Dziennikarze docenili ambicję Australijczyka z dwóch powodów - raz, że takie zachowanie to nieczęsty przypadek, bo większość kierowców potulnie zrezygnowałaby z walki. Dwa, że rok temu, właśnie na Silverstone, zabierając nowe skrzydło z samochodu Webbera, by zastąpić zniszczone w Red Bullu Vettela, zespół udowodnił, że wbrew deklaracjom bardziej ceni Niemca niż Australijczyka.

Rok temu na Silverstone Webber wygrał na przekór zespołowi, ale to Vettel zdołał przegonić w końcówce sezonu Alonsa w walce o mistrzostwo, a w tym dominuje od początku i ma już 80 pkt przewagi nad drugim Webberem. To, że Red Bull dmucha na zimne, można jednak zrozumieć, bo rok temu w Turcji atak Vettela na Webbera w momencie, gdy obaj jechali na czele wyścigu, zakończył się kolizją i stratą punktów. W niedzielę Red Bull wolał bezpiecznie dowieźć dwa miejsca na podium. - Cztery lub pięć razy słyszałem komunikat, aby nie atakować Vettela - mówił Webber.

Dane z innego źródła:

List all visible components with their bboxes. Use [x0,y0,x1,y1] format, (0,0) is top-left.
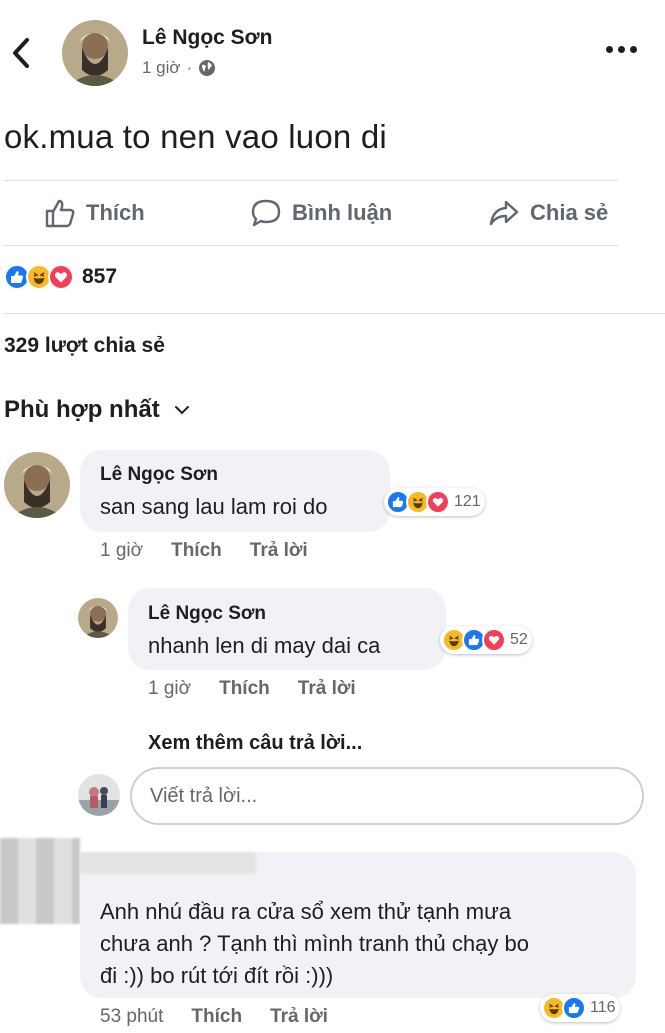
divider [4,180,618,181]
sort-label: Phù hợp nhất [4,396,160,423]
comment-reaction-count: 116 [590,999,616,1016]
comment-like-button[interactable]: Thích [171,540,222,562]
comment-reply-button[interactable]: Trả lời [270,1006,328,1028]
comment-like-button[interactable]: Thích [191,1006,242,1028]
share-arrow-icon [489,200,519,226]
divider [4,245,618,246]
reply-reactions[interactable]: 52 [440,626,532,654]
speech-bubble-icon [251,199,281,227]
reply-like-button[interactable]: Thích [219,678,270,700]
back-button[interactable] [8,36,36,70]
reply-input[interactable]: Viết trả lời... [130,767,644,825]
comment-author[interactable]: Lê Ngọc Sơn [100,464,218,486]
more-options-button[interactable] [606,42,640,56]
love-reaction-icon [482,628,506,652]
reply-reply-button[interactable]: Trả lời [298,678,356,700]
comment-time[interactable]: 1 giờ [100,540,143,562]
blurred-author-name[interactable] [80,852,256,874]
like-button[interactable]: Thích [44,182,145,244]
comment-avatar[interactable] [4,452,70,518]
comment-text-line: đi :)) bo rút tới đít rồi :))) [100,963,334,988]
comment-text-line: chưa anh ? Tạnh thì mình tranh thủ chạy … [100,931,529,956]
comment-time[interactable]: 53 phút [100,1006,163,1028]
reply-bubble: Lê Ngọc Sơn nhanh len di may dai ca [128,588,446,670]
post-time[interactable]: 1 giờ [142,58,181,78]
love-reaction-icon [426,490,450,514]
post-reactions-summary[interactable]: 857 [4,264,117,290]
comment-bubble: Lê Ngọc Sơn san sang lau lam roi do [80,450,390,532]
comment-label: Bình luận [292,200,393,225]
reply-author[interactable]: Lê Ngọc Sơn [148,603,266,625]
comment-reaction-count: 121 [454,493,481,510]
comment-text: Anh nhú đầu ra cửa sổ xem thử tạnh mưa c… [100,896,529,992]
comment-button[interactable]: Bình luận [250,182,392,244]
reply-meta: 1 giờ Thích Trả lời [148,678,356,700]
reply-avatar[interactable] [78,598,118,638]
post-text: ok.mua to nen vao luon di [4,118,387,155]
reply-reaction-count: 52 [510,631,528,648]
like-reaction-icon [562,996,586,1020]
chevron-left-icon [13,38,29,68]
post-meta: 1 giờ · [142,58,216,78]
reply-input-placeholder: Viết trả lời... [150,784,258,807]
globe-icon [199,60,216,76]
post-action-bar: Thích Bình luận Chia sẻ [0,182,665,244]
like-label: Thích [86,200,145,225]
comment-reactions[interactable]: 116 [540,994,620,1022]
chevron-down-icon [174,406,189,415]
shares-count[interactable]: 329 lượt chia sẻ [4,334,165,358]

Webber zignorował polecenia zespołu ?

Vettel reagował ze zrozumieniem: - Z punktu widzenia zespołu, kiedy lider i czwarty kierowca są daleko, nie ma sensu ścigać się o pozycje drugą i trzecią. Ale naturalne jest, że my chcemy się ścigać. Ja próbowałem zachować pozycję, ale miałem problemy, Mark był szybszy, ale wreszcie pojawiła się flaga z szachownicą - relacjonował mistrz świata.

- Ścigaliśmy się na serio, to nie było zaplanowane, że jak ja w prawo, to i on w prawo, ja hamuję tu, a on tu. Atakował mnie najmocniej, jak mógł, ale nie dał rady wyprzedzić - dodał Vettel.

Wielka radość Alonsa, który mówił o tym, że zwycięstwo da kopa całemu zespołowi Ferrari, nie tylko ze względu na zamieszanie w Red Bullu, przeszła trochę bez echa - Hiszpan sam dodał, że o mistrzostwie nie myśli, bo 92 pkt straty do Vettela do ogromna strata, a na dodatek obecni na Silverstone głęboko drążyli wpadkę McLarena, który skompromitował się przed własną publicznością.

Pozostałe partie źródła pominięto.